Szef BBN spotkał się m.in. z Jensem Ploetnerem, z szefową komitetu obrony w Bundestagu Marie-Agnes Strack Zimmerman i ministrem finansów Christianem Lindnerem. Rozmowy z niemieckimi politykami "były skupione głównie wokół aspektów bezpieczeństwa w wymiarze sojuszniczym, koalicyjnym, natowskim, zwłaszcza przed zbliżającym się szczytem w Wilnie, ale również na aspekcie relacji bilateralnych polsko niemieckich, w których aspekt bezpieczeństwa jest jednym z absolutnie kluczowych w tak trudnych czasach".
Praca nad wzajemnym zaufaniem
- W czasach wojny zaufanie jest podstawą do właściwej percepcji zagrożeń, zaufanie jest też jedyną bramą, która prowadzi do właściwej reakcji w obliczu zagrożenia i właściwego oparcia w sojuszniku. Stąd też praca nad zaufaniem wzajemnym strony polskiej i niemieckiej jest jednym z kluczowych aspektów, zwłaszcza gdy zaufanie ma być oparte o relacje partnerskie - podkreślił szef BBN i dodał, że "takie właśnie relacje były przedmiotem tych rozmów".

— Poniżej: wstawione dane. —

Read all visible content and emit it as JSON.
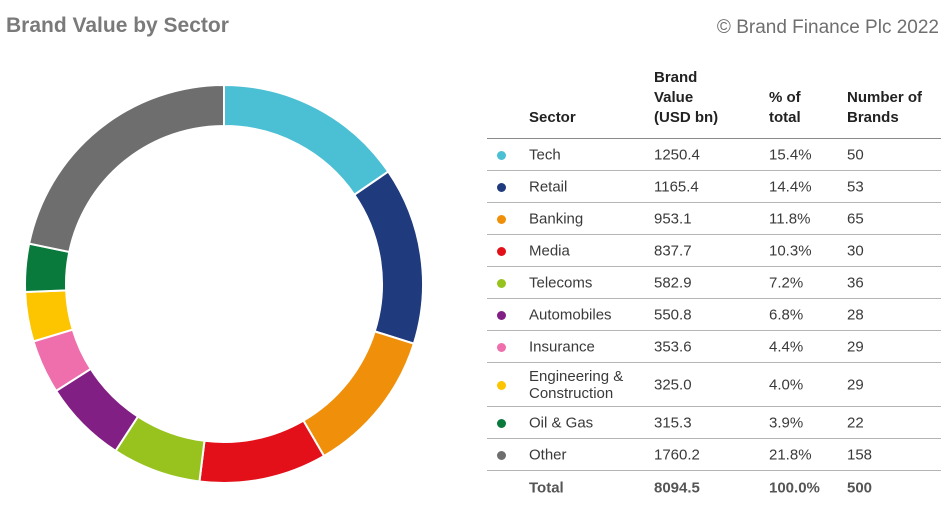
{
  "title": "Brand Value by Sector",
  "copyright": "© Brand Finance Plc 2022",
  "table": {
    "headers": {
      "sector": "Sector",
      "value": [
        "Brand",
        "Value",
        "(USD bn)"
      ],
      "pct": [
        "% of",
        "total"
      ],
      "num": [
        "Number of",
        "Brands"
      ]
    },
    "rows": [
      {
        "sector": "Tech",
        "value": "1250.4",
        "pct": "15.4%",
        "num": "50",
        "color": "#4bbfd4"
      },
      {
        "sector": "Retail",
        "value": "1165.4",
        "pct": "14.4%",
        "num": "53",
        "color": "#1f3a7d"
      },
      {
        "sector": "Banking",
        "value": "953.1",
        "pct": "11.8%",
        "num": "65",
        "color": "#f0900a"
      },
      {
        "sector": "Media",
        "value": "837.7",
        "pct": "10.3%",
        "num": "30",
        "color": "#e3101a"
      },
      {
        "sector": "Telecoms",
        "value": "582.9",
        "pct": "7.2%",
        "num": "36",
        "color": "#98c31f"
      },
      {
        "sector": "Automobiles",
        "value": "550.8",
        "pct": "6.8%",
        "num": "28",
        "color": "#821f84"
      },
      {
        "sector": "Insurance",
        "value": "353.6",
        "pct": "4.4%",
        "num": "29",
        "color": "#ee6fac"
      },
      {
        "sector": "Engineering & Construction",
        "value": "325.0",
        "pct": "4.0%",
        "num": "29",
        "color": "#fcc500"
      },
      {
        "sector": "Oil & Gas",
        "value": "315.3",
        "pct": "3.9%",
        "num": "22",
        "color": "#0a7a3c"
      },
      {
        "sector": "Other",
        "value": "1760.2",
        "pct": "21.8%",
        "num": "158",
        "color": "#6e6e6e"
      }
    ],
    "total": {
      "sector": "Total",
      "value": "8094.5",
      "pct": "100.0%",
      "num": "500"
    }
  },
  "chart_data": {
    "type": "pie",
    "variant": "donut",
    "title": "Brand Value by Sector",
    "categories": [
      "Tech",
      "Retail",
      "Banking",
      "Media",
      "Telecoms",
      "Automobiles",
      "Insurance",
      "Engineering & Construction",
      "Oil & Gas",
      "Other"
    ],
    "values": [
      1250.4,
      1165.4,
      953.1,
      837.7,
      582.9,
      550.8,
      353.6,
      325.0,
      315.3,
      1760.2
    ],
    "units": "USD bn",
    "colors": [
      "#4bbfd4",
      "#1f3a7d",
      "#f0900a",
      "#e3101a",
      "#98c31f",
      "#821f84",
      "#ee6fac",
      "#fcc500",
      "#0a7a3c",
      "#6e6e6e"
    ]
  }
}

Budowanie takich relacji to "proces, nad którym zawsze musimy pracować, w niektórych aspektach ten wysiłek musi być większy, ale widzimy też zmianę pozycji niemieckich, widzimy pewną zmianę stanowisk". - W ten weekend na Ukrainę dotarło (z Niemiec) 18 czołgów Leopard, 40 bojowych wozów piechoty Marder - wskazał.
- Gdybyśmy tę rozmowę prowadzili rok temu takie działanie byłoby nie do pomyślenia, nie tylko dla nas, ale również dla Urzędu Kanclerskiego czy dla części moich dzisiejszych interlokutorów. Jest to kluczowy dowód, że zmiana polityki niemieckiej ma miejsce - podkreślił szef BBN. Przypomniał jednocześnie, że w samym społeczeństwie niemieckim "nawet poglądy prorosyjskie nie są rzadkością".
Polacy w niemieckiej debacie
Zdaniem Jacka Siewiery obecność polskich polityków, analityków i publicystów w trwającej po stronie niemieckiej debacie "nigdy nie była bardziej potrzebna niż teraz". - Odnoszę wrażenie, że właśnie teraz istnieje pewna wrażliwość na sposób postrzegania bezpieczeństwa, sposób postrzegania rosyjskiego imperializmu takim, jaki on jest w rzeczywistości, jakim się objawił w ciągu ostatniego roku, ale również jakim on się objawia, że będzie w najbliższych latach - zauważył.
Każdy z jego rozmówców, "mimo że z różnym poziomem determinacji podnosił, że Rosja wstąpiła na ścieżkę konfrontacyjną z Zachodem". - Ta ścieżka przejawia się nie tylko w bieżącej polityce, ale w zmianie sposobu nauczania dzieci w szkołach, zmianie w sposobie finansowania przemysłu, w zmianie zapotrzebowania, jakie strona Federacji Rosyjskiej składa w swoich zakładach przemysłowych - zwrócił uwagę Jacek Siewiera.
- Całokształt tych działań sugeruje, że Federacja Rosyjska na ścieżce do konfrontacji pozostanie przez wiele, wiele lat. Te ryzyka są tu dostrzegane. A przynajmniej wrażliwość na głos Europy Centralnej, głos Polski jest większa niż jeszcze rok temu - podsumował.